2Le dandysme est avant tout un phénomène historiquement localisable. On connaît, peu ou prou, son lieu de naissance et ses premiers pas ; on peut en retracer les métamorphoses successives par autant de hauts faits et d’anecdotes. C’est ce à quoi s’emploie Karin Becker dans son étude Le Dandysme littéraire. Ce livre propose un parcours chronologique en six chapitres, des débuts britanniques de ce phénomène, à sa disparition dans les dernières années du XIXe siècle. Aux origines, on trouve naturellement Beau Brummell, « arbitre des élégances », premier dandy dont on retient l’art du nœud de cravate, ses gants ou encore ses bons mots. Figure tutélaire, sa légende en fait l’« incarnation atemporelle du dandy », l’inimitable imité, référence absolue et père d’une longue descendance. La mode prend ; Brummell fait des émules qui traversent la Manche et s’implantent dans les meilleurs cercles parisiens. D’une capitale à l’autre, Alfred d’Orsay fait alors office d’« intermédiaire entre les cultures », alimentant les milieux français des nouvelles tendances venant de Londres. Mais la bifurcation entre dandysme mondain et dandysme littéraire intervient avec Byron : l’« interdépendance du dandysme et de l’écriture » est alors scellée. Tout en insistant sur leur lien profond, K. Becker prend bien soin de séparer, dès le départ, le dandy à la vie luxueuse et oisive de celui qui se voue à la littérature, en nous rappelant que « le dandysme littéraire est issu du dandysme mondain ». Mais au chapitre suivant, elle les regroupe pourtant sous une même bannière : le style. En effet, la manière de vivre du mondain, son « style de vie », contamine le style de l’écrivain‑dandy, « style original censé surprendre, étonner sinon choquer son public », sans plus de nuance. Chateaubriand, Musset ou Eugène Sue font alors l’objet de chapitres examinant cette transition. Le dandysme n’est plus seulement considéré comme un effet de mode se bornant à l’exigence d’une mise impeccable : « La dignité du dandysme littéraire, sa conviction d’être une “créature d’élite” repose désormais sur la conscience de sa noblesse intellectuelle. »

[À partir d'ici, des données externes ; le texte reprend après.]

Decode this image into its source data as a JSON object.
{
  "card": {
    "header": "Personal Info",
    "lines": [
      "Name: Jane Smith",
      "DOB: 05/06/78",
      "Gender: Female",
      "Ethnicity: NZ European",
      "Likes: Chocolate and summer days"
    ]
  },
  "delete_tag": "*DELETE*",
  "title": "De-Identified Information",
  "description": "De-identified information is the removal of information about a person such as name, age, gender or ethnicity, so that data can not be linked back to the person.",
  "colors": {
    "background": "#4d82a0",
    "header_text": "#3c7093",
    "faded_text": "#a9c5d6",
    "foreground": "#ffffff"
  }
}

3Après avoir suivi des dandys de chair, K. Becker prend ensuite le parti de consacrer un bref chapitre aux dandys de papier. « Nouveau champ expérimental » pour le romancier, le personnage du dandy est compris comme un « alter ego », le pendant à son expérience d’élégance. Ainsi, Julien Sorel se trouve promu « dandy égotiste », tout comme son auteur, car, selon K. Becker, d’après « le bilan des critiques », on est autorisé à « qualifier de dandy la personnalité de Stendhal »… De la même manière, les quelques dandys qui parcourent la Comédie humaine, sont autant de reflets du « dandysme raté » de Balzac.

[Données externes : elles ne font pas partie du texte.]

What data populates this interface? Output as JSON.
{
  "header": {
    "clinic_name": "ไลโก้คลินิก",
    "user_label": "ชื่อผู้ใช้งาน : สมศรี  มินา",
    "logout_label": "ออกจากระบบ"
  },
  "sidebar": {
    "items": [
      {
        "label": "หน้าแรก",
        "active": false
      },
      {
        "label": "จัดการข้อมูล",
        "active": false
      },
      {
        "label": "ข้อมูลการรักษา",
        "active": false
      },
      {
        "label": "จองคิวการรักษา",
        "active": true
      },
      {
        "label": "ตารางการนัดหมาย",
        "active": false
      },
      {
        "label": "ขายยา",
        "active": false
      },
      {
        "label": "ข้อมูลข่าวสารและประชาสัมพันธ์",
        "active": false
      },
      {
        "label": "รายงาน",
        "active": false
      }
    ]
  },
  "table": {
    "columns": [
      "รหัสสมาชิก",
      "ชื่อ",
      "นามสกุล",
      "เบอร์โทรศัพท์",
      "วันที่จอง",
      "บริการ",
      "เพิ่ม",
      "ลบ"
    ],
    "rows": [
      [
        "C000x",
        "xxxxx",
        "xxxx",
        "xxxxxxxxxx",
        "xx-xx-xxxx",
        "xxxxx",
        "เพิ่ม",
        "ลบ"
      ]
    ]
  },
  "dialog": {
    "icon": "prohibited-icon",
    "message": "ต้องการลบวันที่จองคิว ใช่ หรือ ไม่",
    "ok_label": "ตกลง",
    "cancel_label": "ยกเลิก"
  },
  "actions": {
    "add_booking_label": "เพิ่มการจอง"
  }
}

4Dès 1845, après ses débuts flamboyants, entre son incursion dans la haute société et son établissement dans le champ littéraire, le dandysme est pour la première fois l’objet de traités importants. Jules Barbey d’Aurevilly, d’abord, avec Du dandysme et de George Brummell, puis, peu après, Charles Baudelaire dans divers textes, du Peintre de la vie moderne aux Fusées, se chargent de donner une assise théorique à ce personnage devenu type. Après Baudelaire, le dandysme, selon K. Becker, périclite. Arrive le symbolisme, la décadence fin de siècle : À rebours de Huysmans et L’Ève future de Villiers de L’Isle-Adam en sont les symptômes. À la fin du XIXe siècle, le phénomène est à bout de souffle, l’astre décline et meurt. Oscar Wilde et Marcel Proust se chargent de fermer la marche.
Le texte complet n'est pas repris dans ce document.